Lang and the band wrote all the tunes on the new CD. Though the material is fresh and sticks its fingers in different pies, it's still textbook k.d. lang. She is aware that musicians who enter the studio with her may already have a notion of her sound: flat-out country rockers and ballads that Roy Orbison never wrote on one hand, and that certain earthy, gentle magic that is usually reserved for lullabies on the other.
"Hopefully they bring in a lot of themselves," lang says. "But maybe it's a combination of things, maybe I attract certain musicians, or maybe my music extrudes that out of musicians. The writing just came together. I mean, I had a vision of how I wanted the record to feel and the essence of it, and we just carved it out over a period of time."

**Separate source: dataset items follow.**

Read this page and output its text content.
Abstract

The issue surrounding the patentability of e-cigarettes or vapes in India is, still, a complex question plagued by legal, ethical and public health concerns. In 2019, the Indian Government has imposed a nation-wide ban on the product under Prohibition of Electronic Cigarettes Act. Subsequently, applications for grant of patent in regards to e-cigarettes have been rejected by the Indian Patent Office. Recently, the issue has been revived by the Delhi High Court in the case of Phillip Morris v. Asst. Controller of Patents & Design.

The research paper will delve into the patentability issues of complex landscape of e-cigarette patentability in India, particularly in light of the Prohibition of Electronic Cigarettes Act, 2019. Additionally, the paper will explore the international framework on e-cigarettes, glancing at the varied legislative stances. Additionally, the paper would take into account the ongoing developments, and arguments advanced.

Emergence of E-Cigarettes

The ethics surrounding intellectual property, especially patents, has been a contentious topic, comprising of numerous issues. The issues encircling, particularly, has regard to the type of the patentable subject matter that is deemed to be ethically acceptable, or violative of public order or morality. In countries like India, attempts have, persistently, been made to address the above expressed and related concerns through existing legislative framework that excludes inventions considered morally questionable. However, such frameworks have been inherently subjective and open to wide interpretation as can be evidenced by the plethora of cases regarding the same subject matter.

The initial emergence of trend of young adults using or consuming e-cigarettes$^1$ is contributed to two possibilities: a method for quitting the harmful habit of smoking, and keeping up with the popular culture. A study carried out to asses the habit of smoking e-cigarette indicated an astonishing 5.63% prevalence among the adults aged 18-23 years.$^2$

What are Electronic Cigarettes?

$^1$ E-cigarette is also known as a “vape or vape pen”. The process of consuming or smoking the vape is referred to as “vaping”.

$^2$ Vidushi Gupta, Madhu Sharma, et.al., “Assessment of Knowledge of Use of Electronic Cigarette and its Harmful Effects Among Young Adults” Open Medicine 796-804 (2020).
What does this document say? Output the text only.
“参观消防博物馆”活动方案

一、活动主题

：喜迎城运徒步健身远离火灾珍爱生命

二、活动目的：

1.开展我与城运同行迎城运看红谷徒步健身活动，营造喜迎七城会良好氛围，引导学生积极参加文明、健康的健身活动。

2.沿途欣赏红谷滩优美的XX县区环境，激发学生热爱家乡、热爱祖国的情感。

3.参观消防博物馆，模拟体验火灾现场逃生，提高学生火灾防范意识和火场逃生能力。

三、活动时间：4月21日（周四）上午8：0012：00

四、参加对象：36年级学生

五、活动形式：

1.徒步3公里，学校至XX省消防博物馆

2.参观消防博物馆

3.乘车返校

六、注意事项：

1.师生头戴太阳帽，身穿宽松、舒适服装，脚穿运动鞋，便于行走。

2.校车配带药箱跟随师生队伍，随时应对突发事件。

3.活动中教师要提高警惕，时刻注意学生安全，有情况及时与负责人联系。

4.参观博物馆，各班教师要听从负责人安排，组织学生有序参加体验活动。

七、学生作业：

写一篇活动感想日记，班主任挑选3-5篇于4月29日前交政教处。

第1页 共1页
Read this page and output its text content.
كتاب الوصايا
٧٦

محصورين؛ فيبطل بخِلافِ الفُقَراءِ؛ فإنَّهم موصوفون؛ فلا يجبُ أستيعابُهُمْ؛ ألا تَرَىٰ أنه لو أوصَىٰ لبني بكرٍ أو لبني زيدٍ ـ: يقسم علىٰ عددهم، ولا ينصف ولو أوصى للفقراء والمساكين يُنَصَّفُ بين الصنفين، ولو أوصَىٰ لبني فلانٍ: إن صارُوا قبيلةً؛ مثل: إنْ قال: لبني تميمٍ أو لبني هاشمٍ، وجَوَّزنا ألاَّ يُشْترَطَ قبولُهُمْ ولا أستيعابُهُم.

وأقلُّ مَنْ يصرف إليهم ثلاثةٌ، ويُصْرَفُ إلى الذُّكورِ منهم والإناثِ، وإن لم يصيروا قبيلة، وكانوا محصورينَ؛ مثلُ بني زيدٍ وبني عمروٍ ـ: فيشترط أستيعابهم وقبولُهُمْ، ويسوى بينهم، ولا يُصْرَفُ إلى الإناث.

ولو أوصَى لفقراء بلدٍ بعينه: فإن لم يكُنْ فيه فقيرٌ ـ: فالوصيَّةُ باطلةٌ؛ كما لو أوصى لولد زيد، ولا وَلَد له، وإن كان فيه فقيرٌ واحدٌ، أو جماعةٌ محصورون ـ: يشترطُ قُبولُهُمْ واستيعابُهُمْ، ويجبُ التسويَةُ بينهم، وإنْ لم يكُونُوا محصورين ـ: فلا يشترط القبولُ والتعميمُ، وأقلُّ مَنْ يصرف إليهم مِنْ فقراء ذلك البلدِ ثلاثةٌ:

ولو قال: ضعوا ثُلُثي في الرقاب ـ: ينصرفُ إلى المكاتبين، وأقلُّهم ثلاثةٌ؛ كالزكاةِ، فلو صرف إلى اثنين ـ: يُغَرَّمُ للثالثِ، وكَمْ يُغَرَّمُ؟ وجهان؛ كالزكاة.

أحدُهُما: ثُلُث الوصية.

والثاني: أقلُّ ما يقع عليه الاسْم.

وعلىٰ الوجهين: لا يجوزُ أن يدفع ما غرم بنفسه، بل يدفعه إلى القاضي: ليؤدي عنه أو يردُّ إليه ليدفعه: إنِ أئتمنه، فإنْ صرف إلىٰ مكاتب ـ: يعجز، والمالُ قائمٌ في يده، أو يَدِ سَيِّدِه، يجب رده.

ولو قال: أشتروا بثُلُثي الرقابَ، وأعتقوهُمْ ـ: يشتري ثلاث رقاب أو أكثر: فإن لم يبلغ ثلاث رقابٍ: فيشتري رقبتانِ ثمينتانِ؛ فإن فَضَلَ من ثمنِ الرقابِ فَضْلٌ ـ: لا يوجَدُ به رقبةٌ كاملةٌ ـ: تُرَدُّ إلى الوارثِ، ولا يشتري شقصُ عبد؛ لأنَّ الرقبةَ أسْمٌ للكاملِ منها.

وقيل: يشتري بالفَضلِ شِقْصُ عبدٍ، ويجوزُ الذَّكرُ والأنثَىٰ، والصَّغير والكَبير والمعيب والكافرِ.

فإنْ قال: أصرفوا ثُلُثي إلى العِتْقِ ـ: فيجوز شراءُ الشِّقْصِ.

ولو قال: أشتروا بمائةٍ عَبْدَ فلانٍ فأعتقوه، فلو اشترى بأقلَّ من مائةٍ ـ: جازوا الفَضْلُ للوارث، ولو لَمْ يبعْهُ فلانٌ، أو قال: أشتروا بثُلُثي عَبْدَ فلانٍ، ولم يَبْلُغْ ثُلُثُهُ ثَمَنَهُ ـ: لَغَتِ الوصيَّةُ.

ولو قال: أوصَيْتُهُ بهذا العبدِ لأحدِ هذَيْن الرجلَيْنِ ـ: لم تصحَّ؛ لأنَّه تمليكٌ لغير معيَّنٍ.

"It really was so easy to make this record," she says. "I think just the convergence of the people and the conditions, the musicians... we were all on the same page. We have a collective mindset and energy and positivity; love and respect for the music and each other. I mean, it happens, but in my 28 years in the music business I have to say this is the most creative and magical experience I've had. It was way beyond my expectations."
Simply put, the new album is a rock record. And lang refers to this period in her career as her "rock phase."
"For the last 10 years," she says. "I was really studying my vocal approach and the emotional subtleties of the voice, and the crooning style. Before that it was pop. And before that it was my torch and twang days. I would have to say this is a more rock period...or Americana."
But not lonesome.
"No," she says. "Unpretentious, soulful, and uplifting."